Housing and grocery relief top budget priorities for constituents, independent MP says

Independent Curtin MP, Kate Chaney, has spoken to the ABC about what her constituents wanted out of the budget:

I did a survey in the last week asking people about how cost-of-living pressures are affecting them and what they would like to see, and the two things that came out on top were tax reform so it’s easier to buy a home than an investment property, and also … grocery relief and tax reform were some of the things people wanted to see.

Oh, the other thing was more social and affordable housing.

Anthony Albanese has popped up on budget day to speak to Brisbane radio B105.

The topics:

  • “Getting laid for the nation”, also referred to as “shag our way out of it” (Jim Chalmers telling people to have more babies).

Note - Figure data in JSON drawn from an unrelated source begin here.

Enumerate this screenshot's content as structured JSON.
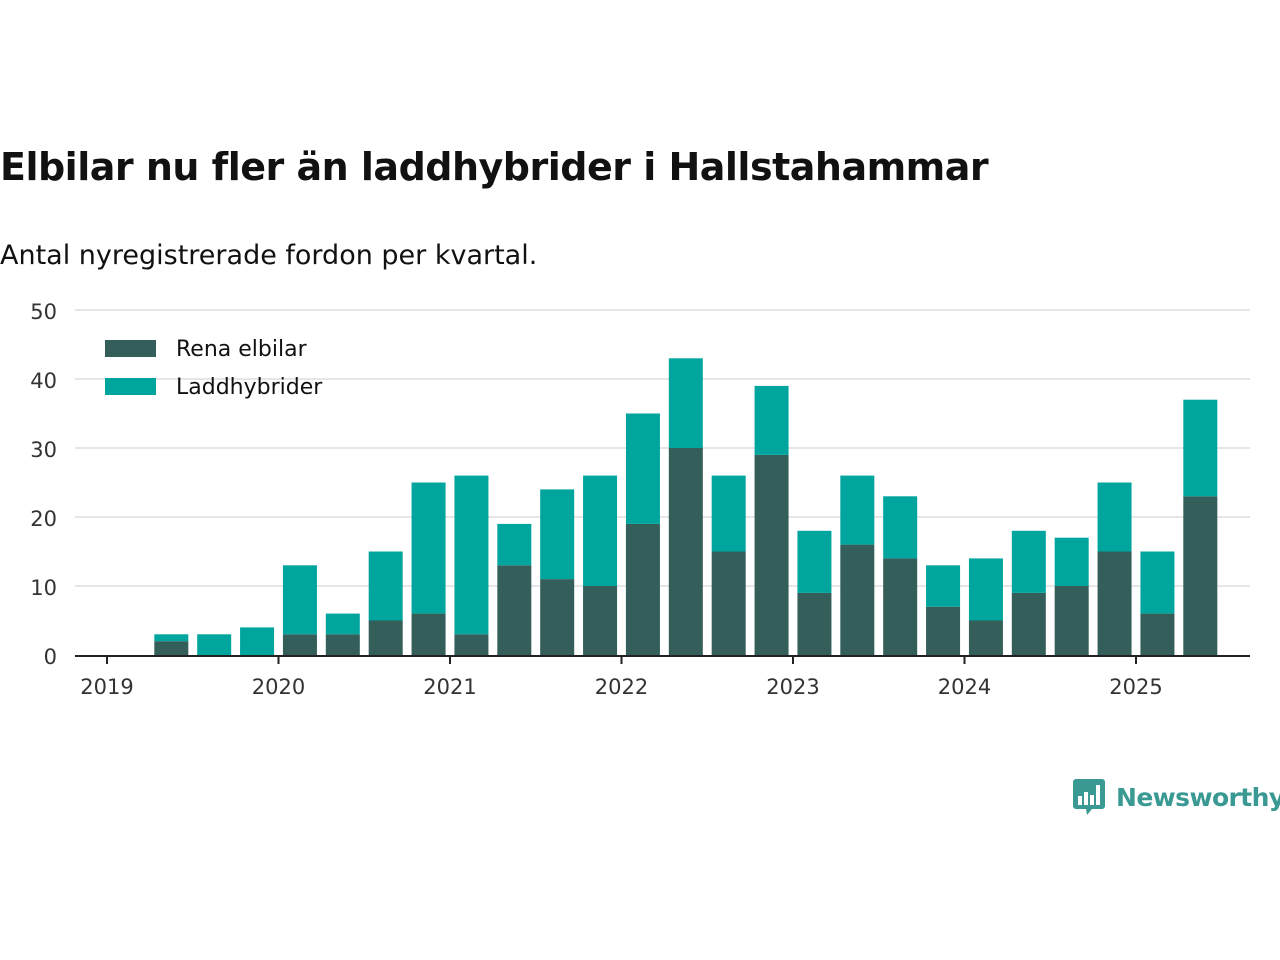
{
  "title": "Elbilar nu fler än laddhybrider i Hallstahammar",
  "subtitle": "Antal nyregistrerade fordon per kvartal.",
  "brand": {
    "name": "Newsworthy",
    "color": "#3a9a93",
    "icon": "bar-chart-speech-bubble-icon"
  },
  "colors": {
    "electric": "#335e5a",
    "hybrid": "#00a59e",
    "grid": "#dddddd",
    "axis": "#222222"
  },
  "chart_data": {
    "type": "bar",
    "stacked": true,
    "title": "Elbilar nu fler än laddhybrider i Hallstahammar",
    "subtitle": "Antal nyregistrerade fordon per kvartal.",
    "xlabel": "",
    "ylabel": "",
    "ylim": [
      0,
      50
    ],
    "yticks": [
      "0",
      "10",
      "20",
      "30",
      "40",
      "50"
    ],
    "xticks": [
      "2019",
      "2020",
      "2021",
      "2022",
      "2023",
      "2024",
      "2025"
    ],
    "legend_position": "top-left",
    "grid": true,
    "categories": [
      "2019 Q2",
      "2019 Q3",
      "2019 Q4",
      "2020 Q1",
      "2020 Q2",
      "2020 Q3",
      "2020 Q4",
      "2021 Q1",
      "2021 Q2",
      "2021 Q3",
      "2021 Q4",
      "2022 Q1",
      "2022 Q2",
      "2022 Q3",
      "2022 Q4",
      "2023 Q1",
      "2023 Q2",
      "2023 Q3",
      "2023 Q4",
      "2024 Q1",
      "2024 Q2",
      "2024 Q3",
      "2024 Q4",
      "2025 Q1",
      "2025 Q2"
    ],
    "series": [
      {
        "name": "Rena elbilar",
        "color": "#335e5a",
        "values": [
          2,
          0,
          0,
          3,
          3,
          5,
          6,
          3,
          13,
          11,
          10,
          19,
          30,
          15,
          29,
          9,
          16,
          14,
          7,
          5,
          9,
          10,
          15,
          6,
          23
        ]
      },
      {
        "name": "Laddhybrider",
        "color": "#00a59e",
        "values": [
          1,
          3,
          4,
          10,
          3,
          10,
          19,
          23,
          6,
          13,
          16,
          16,
          13,
          11,
          10,
          9,
          10,
          9,
          6,
          9,
          9,
          7,
          10,
          9,
          14
        ]
      }
    ]
  }
}
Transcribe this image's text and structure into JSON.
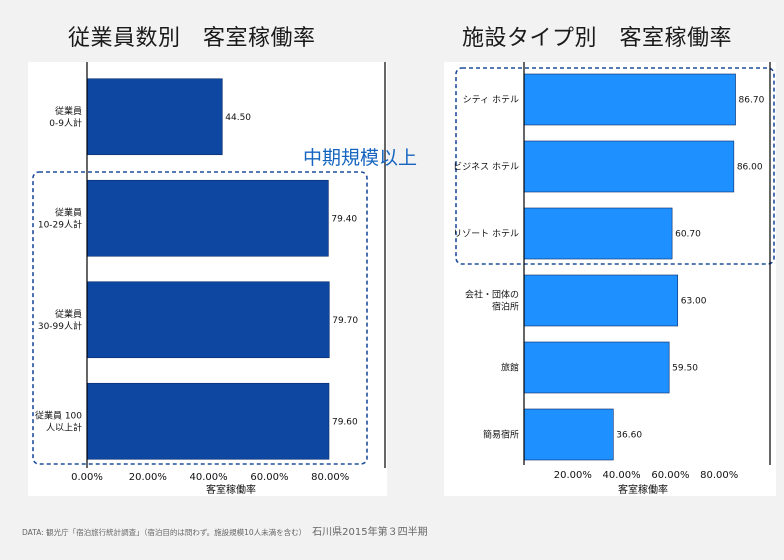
{
  "chart_data": [
    {
      "type": "bar",
      "orientation": "horizontal",
      "title": "従業員数別　客室稼働率",
      "xlabel": "客室稼働率",
      "ylabel": "",
      "xlim": [
        0,
        100
      ],
      "xticks": [
        "0.00%",
        "20.00%",
        "40.00%",
        "60.00%",
        "80.00%"
      ],
      "categories": [
        [
          "従業員",
          "0-9人計"
        ],
        [
          "従業員",
          "10-29人計"
        ],
        [
          "従業員",
          "30-99人計"
        ],
        [
          "従業員 100",
          "人以上計"
        ]
      ],
      "values": [
        44.5,
        79.4,
        79.7,
        79.6
      ],
      "value_labels": [
        "44.50",
        "79.40",
        "79.70",
        "79.60"
      ],
      "color": "#0d47a1",
      "highlight_group": [
        1,
        2,
        3
      ]
    },
    {
      "type": "bar",
      "orientation": "horizontal",
      "title": "施設タイプ別　客室稼働率",
      "xlabel": "客室稼働率",
      "ylabel": "",
      "xlim": [
        0,
        100
      ],
      "xticks": [
        "20.00%",
        "40.00%",
        "60.00%",
        "80.00%"
      ],
      "categories": [
        [
          "シティ ホテル"
        ],
        [
          "ビジネス ホテル"
        ],
        [
          "リゾート ホテル"
        ],
        [
          "会社・団体の",
          "宿泊所"
        ],
        [
          "旅館"
        ],
        [
          "簡易宿所"
        ]
      ],
      "values": [
        86.7,
        86.0,
        60.7,
        63.0,
        59.5,
        36.6
      ],
      "value_labels": [
        "86.70",
        "86.00",
        "60.70",
        "63.00",
        "59.50",
        "36.60"
      ],
      "color": "#1e90ff",
      "highlight_group": [
        0,
        1,
        2
      ]
    }
  ],
  "annotation": "中期規模以上",
  "footer": {
    "source": "DATA: 観光庁「宿泊旅行統計調査」（宿泊目的は問わず。施設規模10人未満を含む）",
    "period": "石川県2015年第３四半期"
  }
}
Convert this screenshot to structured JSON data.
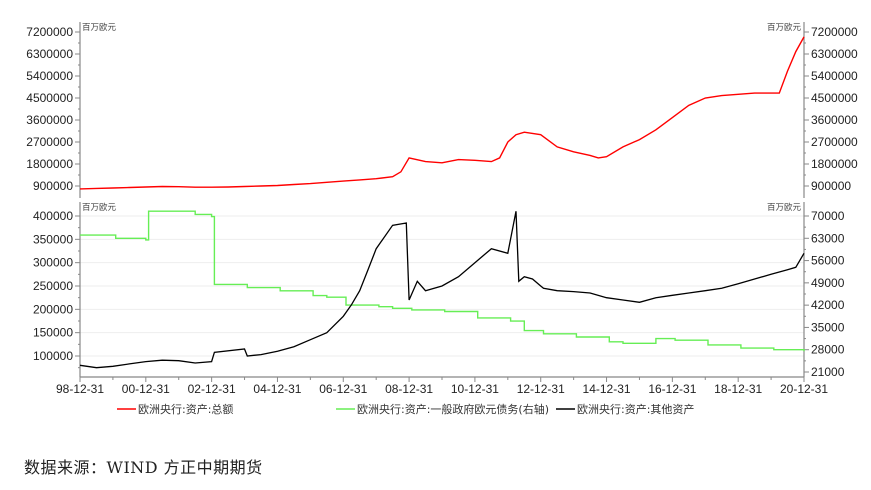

  • Jim Chalmers being a proud Queenslander.

  • The Broncos.

  • The Rabbitohs.

  • The budget for Albanese’s wedding (it won’t be as large as Kyle Sandilands’, but it won’t have a cash bar).

  • The ring he designed for his partner, Jodie Haydon.

  • The NRL grand final ring.

  • PNG maybe joining the NRL which the host explains as “the rumour is that it could actually help keep China away”, which is a very succinct way of describing sports diplomacy.

  • Kokoda.

Governments ‘need to respond to challenges as they arise’, McKim says

Nick McKim said he believed Australians were ready to have serious conversations about changing how things are done:

I think Australians absolutely understand that circumstances change. So since the last election, we’ve seen a record series of interest rate rises, we’ve seen rents going through the roof, we’ve seen cost-of-living pressures.

Those things happened since the last election.

People understand that governments need to respond to the challenges as they arise. And honestly, I think a government that actually took significant action to assist with cost-of-living pressures, stopping the supermarkets’ price gouging, putting dental and mental health in the Medicare, doing something serious on wiping student debt – I think those (policies) will be popular and I think they would be genuine assistance to people who need it most.